“The Killing” não é um mecanismo
perfeito, um relógio suíço montado e mantido à maneira de
Jean-Pierre Melville. A começar pelo actor mais visível do grupo
que almeja o golpe das suas vidas - longe da possibilidade de ser um
ponteiro firme como o foi Alain Delon, Sterling Hayden, talvez ainda
agitado pelos ventos e fogos de “Johnny Guitar”, treme por todos
os lados e ainda por cima tem o destino a fazer-lhe marcação
cerrada.
No grupo há pouco ou nenhum
do sangue frio necessário para tais movimentações e timings, e a
forma como Stanley Kubrick monta o mosaico ou o explosivo apenas
manifesta o antro de perdição em causa e a incapacidade dos
artifícios formais e do génio da manipulação artística para
investir contra a ontologia puramente e fundamente humana. Casais
criados pela manipulação do sexo e do dinheiro, solitários
mantidos em acção pela violência a testar, a doença e a
fidelidade e o vício indomável em atracção, é desta matéria
composta as almas e os corpos em pulsões turvas e turbulentas, que
terão de funcionar como o tal objecto imparcial do tempo e do espaço
científico.
Ao invés da ciência será
o sagrado a advir, isto é, a imprevisibilidade, a transcendência, a
síncope que a missão humana ostenta em relação à máquina. E da
gama de sentimentos ignóbeis que cobrem e riscam a crosta do preto e
branco para também lhe retirar a gaveta do género noir, há
resguardada a noção e a luz clara de que nem todos são assim tão
odiosos. Ao invés do circo da política, do circo das finanças ou
do circo da segurança social, da polícia e da lei, enfim, ao invés
das autoridades protegerem as pessoas, a carne e o osso, os cidadãos,
os frágeis, a nação, etc., parecem eternamente trabalhar contra
eles – nunca se há-de compreender o grande paradoxo da chamada
sociedade oficial e é isso que faz cair os protagonistas deste
filme. Ao invés de a política servir as pessoas, faz-lhes a vida
negra, e é isso que faz cair os protagonistas deste espelho.

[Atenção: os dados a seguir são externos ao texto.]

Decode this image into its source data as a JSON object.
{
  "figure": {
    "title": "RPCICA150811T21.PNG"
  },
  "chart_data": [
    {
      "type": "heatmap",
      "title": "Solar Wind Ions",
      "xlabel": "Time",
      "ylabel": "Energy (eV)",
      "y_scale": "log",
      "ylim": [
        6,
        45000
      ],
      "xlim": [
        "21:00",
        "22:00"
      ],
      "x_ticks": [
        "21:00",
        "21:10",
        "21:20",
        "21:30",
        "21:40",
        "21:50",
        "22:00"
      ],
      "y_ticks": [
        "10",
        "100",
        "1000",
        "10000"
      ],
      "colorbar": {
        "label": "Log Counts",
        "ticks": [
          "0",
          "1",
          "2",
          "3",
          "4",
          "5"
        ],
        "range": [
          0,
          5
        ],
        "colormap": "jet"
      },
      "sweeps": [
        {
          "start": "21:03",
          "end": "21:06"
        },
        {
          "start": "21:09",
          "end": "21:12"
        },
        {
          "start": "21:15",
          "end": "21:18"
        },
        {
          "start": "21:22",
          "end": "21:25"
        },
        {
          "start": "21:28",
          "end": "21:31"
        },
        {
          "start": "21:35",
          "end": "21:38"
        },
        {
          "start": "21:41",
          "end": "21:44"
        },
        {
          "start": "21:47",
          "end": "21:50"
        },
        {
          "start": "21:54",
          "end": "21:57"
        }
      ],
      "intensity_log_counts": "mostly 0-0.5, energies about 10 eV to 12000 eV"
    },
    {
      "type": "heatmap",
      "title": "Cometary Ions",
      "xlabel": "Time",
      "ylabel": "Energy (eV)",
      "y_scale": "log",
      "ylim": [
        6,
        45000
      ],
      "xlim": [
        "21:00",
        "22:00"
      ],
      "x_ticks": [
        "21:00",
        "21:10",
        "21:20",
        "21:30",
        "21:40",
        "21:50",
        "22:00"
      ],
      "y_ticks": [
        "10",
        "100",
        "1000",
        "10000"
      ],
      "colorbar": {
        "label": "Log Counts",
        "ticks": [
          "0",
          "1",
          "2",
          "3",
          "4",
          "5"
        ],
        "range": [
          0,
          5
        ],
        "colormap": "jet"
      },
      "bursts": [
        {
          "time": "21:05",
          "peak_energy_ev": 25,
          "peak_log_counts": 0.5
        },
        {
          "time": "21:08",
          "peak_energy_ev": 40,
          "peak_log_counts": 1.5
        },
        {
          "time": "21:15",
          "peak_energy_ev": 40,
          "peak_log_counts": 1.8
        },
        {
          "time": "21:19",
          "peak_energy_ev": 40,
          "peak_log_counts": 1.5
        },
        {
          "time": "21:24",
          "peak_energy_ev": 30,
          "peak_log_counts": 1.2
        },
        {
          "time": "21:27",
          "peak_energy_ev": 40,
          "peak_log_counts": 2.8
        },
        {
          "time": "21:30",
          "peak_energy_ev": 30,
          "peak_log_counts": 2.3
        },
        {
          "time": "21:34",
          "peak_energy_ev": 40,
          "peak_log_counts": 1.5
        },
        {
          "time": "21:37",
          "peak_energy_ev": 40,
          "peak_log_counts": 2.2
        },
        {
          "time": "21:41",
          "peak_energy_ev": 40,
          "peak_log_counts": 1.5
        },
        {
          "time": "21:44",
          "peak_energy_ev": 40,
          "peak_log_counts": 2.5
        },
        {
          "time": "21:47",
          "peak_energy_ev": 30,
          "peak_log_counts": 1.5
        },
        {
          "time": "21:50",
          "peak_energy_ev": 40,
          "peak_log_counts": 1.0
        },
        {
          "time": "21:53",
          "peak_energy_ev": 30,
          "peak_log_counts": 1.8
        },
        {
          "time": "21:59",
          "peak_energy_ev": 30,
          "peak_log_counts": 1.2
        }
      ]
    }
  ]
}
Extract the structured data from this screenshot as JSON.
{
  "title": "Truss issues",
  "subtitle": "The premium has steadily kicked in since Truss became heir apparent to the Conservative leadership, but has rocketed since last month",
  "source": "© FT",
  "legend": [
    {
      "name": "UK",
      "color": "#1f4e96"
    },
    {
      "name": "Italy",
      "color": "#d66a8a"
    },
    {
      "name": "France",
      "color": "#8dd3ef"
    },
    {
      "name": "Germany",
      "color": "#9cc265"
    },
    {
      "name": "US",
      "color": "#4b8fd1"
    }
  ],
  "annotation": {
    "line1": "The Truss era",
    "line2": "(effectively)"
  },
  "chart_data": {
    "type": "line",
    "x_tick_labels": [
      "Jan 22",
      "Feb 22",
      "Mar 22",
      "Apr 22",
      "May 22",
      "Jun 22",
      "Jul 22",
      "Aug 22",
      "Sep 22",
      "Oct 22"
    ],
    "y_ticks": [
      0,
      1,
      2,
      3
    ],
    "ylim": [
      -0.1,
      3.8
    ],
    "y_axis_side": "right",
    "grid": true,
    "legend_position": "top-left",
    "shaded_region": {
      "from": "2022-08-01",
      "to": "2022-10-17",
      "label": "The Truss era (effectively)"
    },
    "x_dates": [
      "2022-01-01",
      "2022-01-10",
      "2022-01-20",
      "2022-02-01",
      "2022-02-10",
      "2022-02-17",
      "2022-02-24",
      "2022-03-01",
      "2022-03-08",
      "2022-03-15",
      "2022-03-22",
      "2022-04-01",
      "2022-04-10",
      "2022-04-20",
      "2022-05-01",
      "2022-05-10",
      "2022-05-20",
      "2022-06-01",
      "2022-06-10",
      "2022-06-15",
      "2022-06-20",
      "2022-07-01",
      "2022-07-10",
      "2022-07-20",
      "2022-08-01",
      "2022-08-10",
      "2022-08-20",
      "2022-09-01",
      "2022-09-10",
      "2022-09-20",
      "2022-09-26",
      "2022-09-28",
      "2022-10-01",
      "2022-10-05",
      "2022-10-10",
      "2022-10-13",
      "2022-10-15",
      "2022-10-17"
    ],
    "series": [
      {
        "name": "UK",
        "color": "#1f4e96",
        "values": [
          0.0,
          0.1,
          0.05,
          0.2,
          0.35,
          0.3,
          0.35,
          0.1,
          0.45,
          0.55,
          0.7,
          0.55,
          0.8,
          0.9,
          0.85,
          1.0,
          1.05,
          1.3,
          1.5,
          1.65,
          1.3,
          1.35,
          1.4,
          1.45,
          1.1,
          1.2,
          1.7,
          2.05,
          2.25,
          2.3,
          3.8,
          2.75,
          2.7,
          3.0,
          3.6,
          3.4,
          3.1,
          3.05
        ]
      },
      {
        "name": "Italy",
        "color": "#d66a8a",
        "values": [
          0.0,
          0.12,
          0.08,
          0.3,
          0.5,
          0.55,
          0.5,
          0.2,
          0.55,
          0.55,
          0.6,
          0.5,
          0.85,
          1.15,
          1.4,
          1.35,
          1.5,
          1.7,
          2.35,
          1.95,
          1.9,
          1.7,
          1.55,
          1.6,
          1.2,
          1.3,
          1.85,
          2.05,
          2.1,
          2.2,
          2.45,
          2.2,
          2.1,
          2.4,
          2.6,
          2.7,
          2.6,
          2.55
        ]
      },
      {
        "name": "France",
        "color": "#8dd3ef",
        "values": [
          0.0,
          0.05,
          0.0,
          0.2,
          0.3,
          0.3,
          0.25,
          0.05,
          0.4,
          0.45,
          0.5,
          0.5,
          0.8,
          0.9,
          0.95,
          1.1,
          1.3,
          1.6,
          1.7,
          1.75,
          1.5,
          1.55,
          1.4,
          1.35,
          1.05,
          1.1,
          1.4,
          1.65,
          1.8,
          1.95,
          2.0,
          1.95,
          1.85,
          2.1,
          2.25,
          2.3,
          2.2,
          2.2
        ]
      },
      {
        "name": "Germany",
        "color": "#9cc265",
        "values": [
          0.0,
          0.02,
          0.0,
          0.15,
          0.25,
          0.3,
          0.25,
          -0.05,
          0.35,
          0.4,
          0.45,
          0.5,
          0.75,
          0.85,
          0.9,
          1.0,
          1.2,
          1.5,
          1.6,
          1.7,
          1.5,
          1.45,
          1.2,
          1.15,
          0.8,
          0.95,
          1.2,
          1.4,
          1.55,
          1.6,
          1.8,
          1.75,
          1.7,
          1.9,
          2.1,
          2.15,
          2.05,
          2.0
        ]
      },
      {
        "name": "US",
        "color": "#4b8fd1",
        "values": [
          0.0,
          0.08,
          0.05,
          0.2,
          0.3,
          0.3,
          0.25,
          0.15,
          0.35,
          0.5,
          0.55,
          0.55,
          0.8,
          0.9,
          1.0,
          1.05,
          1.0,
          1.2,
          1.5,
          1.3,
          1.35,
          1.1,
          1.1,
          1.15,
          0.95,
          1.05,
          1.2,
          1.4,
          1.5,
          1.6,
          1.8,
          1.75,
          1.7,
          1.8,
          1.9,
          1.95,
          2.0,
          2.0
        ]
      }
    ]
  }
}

Depois de tanta coisa feia,
o final é o instante mais feio, essa cena desconsolada logo depois
do acaso da ciência e do acaso do sagrado se embrenharem. Porque
entre tantas girândolas contradiz ou continua o desfecho do anterior
“Killer's Kiss”. Ao abraço sucede-se um abandono de um desejo
tão lindo e, sem dúvida, puramente inocente. Yeah... What's the
difference?, responde Hayden ao amor incondicional, e tudo é
desamparo e armas apontadas, suplício e Apocalipse. A cruz de KK
invertida, a negação em hipótese, e o resultado de tanta perfeição
dos nossos altos. Mas já a possibilidade de uma moral de toda a obra
de Kubrick: toda a espantosa precisão só revela da destruição. Ou
seja, uma generosidade que tem de permanecer trancada. Porque em
primeiro ou em último plano demencial.